On the plus side, though the Brock situation was not sufficiently well explained, the reveal was an ominous enough moment marking another big step in how far Walt is willing to go to achieve his goals and get Jesse back where he wants him. It might have worked better had Brock died, thus taking Walt's previous moral low (allowing Jane to die) and making him directly responsible for the death of a completely innocent child, but it said enough about how ready he is to harm anyone to get what he wants that the impact was still there. The moment when Walt called a neighbour to get her to go over to his house when he feared that Gus' goons might be waiting inside to kill him was an effective piece of foreshadowing.

The episode also marked the final bow of Gustavo Fring, aka the Chicken Man, who will surely go down as one of television's greatest villains. As much as it was a shame to lose characters so distinctive as Fring and Hector Salamanca in the same episode, having their fates be so intertwined at the last was a very satisfying result of Gus' widening hubristic streak in recent weeks. Walt's victory came at the moment when he started to think more like Gus, ready to use the people around him in any way necessary to ensure his own survival, while Gus' slip into adopting some of Walt's arrogance was the cause of his downfall. Having Hector's bell be the detonator was a delicious touch and while Gus' last moments verged on the comic book, with him adjusting his tie even with half his face blown off, it was enough fun not to matter. Kudos also to whomever chose the wonderfully Morricone-esque music as Gus made his last walk into the old folks' home, and scored the final shot with Black by Danger Mouse and Norah Jones, a song which could have been written exclusively about Walt's increasingly dark view of the world.
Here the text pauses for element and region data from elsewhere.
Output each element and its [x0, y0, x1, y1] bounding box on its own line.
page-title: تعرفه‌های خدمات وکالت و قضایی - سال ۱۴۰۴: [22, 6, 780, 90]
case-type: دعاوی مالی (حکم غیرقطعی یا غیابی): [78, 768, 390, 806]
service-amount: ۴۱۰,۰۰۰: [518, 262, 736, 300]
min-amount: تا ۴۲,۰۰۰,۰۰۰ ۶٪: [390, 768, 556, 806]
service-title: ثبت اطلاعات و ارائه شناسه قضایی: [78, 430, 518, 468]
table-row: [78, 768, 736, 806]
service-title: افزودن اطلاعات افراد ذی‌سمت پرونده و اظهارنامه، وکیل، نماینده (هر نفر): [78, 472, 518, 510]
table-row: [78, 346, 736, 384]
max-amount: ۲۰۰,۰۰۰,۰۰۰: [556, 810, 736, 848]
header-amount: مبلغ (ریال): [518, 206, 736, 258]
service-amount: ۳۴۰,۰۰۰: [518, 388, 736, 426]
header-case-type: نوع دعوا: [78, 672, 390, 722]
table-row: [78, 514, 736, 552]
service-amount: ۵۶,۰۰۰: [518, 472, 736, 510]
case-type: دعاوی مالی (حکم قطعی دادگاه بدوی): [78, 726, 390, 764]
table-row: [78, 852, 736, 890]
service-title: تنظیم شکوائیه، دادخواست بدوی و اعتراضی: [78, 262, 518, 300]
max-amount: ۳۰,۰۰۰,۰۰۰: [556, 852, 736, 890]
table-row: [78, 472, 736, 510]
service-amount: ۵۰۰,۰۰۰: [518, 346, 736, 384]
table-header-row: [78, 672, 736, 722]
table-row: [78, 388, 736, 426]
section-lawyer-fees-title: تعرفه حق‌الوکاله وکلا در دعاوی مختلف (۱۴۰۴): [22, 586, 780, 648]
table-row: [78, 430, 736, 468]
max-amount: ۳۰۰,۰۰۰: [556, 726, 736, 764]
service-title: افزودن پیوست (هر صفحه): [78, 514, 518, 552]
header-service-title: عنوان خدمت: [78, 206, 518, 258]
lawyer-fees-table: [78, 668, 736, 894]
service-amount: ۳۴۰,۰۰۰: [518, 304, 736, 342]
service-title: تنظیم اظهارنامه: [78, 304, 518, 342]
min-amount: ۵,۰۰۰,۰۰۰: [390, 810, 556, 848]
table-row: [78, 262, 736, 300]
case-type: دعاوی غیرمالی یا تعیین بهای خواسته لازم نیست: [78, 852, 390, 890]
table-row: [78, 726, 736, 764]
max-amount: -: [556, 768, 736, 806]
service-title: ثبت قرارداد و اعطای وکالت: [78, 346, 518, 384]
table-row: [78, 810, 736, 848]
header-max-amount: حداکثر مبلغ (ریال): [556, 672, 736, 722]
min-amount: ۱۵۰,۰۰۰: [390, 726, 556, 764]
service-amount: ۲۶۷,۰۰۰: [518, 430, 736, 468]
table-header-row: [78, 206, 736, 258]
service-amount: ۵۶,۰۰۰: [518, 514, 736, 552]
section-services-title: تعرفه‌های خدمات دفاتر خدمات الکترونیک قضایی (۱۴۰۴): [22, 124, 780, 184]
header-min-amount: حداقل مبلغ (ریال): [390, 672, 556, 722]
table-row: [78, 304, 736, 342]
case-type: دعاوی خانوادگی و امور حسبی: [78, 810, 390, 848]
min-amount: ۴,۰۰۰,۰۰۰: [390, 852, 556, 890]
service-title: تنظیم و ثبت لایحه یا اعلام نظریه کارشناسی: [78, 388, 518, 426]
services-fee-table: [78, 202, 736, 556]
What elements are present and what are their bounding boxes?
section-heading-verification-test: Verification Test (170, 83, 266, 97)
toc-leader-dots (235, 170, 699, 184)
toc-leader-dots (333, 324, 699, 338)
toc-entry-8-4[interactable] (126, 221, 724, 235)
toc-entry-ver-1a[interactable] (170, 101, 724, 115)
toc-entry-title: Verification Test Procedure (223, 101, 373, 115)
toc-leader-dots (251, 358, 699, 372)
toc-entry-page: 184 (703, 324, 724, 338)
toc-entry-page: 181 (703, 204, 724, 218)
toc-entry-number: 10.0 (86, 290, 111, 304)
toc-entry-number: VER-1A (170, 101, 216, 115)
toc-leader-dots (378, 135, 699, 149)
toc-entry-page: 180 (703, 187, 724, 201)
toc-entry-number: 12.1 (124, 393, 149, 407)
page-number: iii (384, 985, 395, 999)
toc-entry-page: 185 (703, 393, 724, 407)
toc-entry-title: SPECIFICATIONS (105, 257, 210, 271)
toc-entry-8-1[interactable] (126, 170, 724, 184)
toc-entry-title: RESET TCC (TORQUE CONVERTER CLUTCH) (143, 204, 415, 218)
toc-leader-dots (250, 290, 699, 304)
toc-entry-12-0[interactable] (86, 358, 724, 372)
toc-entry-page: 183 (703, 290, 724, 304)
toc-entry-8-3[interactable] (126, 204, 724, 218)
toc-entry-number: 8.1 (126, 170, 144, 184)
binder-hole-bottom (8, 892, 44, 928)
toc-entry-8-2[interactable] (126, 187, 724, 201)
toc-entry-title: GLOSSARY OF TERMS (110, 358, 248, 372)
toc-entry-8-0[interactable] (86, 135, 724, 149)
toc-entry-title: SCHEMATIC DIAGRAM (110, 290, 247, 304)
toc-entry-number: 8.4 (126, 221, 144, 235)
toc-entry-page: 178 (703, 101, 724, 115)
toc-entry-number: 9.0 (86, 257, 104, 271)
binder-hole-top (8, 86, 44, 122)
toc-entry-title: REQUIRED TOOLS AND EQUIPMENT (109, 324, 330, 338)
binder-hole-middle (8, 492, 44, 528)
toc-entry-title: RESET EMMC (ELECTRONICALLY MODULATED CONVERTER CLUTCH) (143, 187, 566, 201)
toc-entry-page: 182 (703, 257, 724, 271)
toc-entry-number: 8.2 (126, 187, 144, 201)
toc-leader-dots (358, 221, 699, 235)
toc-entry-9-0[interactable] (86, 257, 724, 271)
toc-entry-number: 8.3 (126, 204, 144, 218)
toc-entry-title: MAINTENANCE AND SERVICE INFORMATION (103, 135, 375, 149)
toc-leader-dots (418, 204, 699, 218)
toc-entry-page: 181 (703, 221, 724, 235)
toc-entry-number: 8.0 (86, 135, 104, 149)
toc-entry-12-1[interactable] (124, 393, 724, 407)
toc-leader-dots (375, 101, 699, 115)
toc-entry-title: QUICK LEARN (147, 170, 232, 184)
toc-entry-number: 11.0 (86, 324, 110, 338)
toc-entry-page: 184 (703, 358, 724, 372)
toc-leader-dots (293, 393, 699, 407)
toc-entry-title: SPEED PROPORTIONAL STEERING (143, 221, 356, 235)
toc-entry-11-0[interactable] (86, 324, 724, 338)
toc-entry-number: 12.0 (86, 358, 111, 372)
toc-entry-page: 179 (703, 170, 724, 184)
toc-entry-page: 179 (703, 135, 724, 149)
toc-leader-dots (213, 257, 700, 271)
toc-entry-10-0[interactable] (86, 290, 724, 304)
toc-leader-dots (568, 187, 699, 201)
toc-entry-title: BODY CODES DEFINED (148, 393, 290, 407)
Breaking Bad's third season represents the series' highest point to date and as outstanding as much of its fourth year has been, the underwhelming finale and slightly-too-long build-up to the big points of conflict mean that it ended up falling slightly short, perhaps coming in equal to or slightly above season two in my personal order of preference. (The first season being the weakest, as might be expected). Nevertheless, it is testament to the remarkable work done last year by Vince Gilligan and his crew that even a season giving prominence to characters so vivid as Gus, Mike and Tio, or including moments as jaw-dropping as the final scene in 'Crawl Space', Gus' elimination of the cartel in Salud or the eponymous killing in Box Cutter, could be seen as anything other than a complete success. We should be thankful to live in a time when we can enjoy stumbles this wonderful.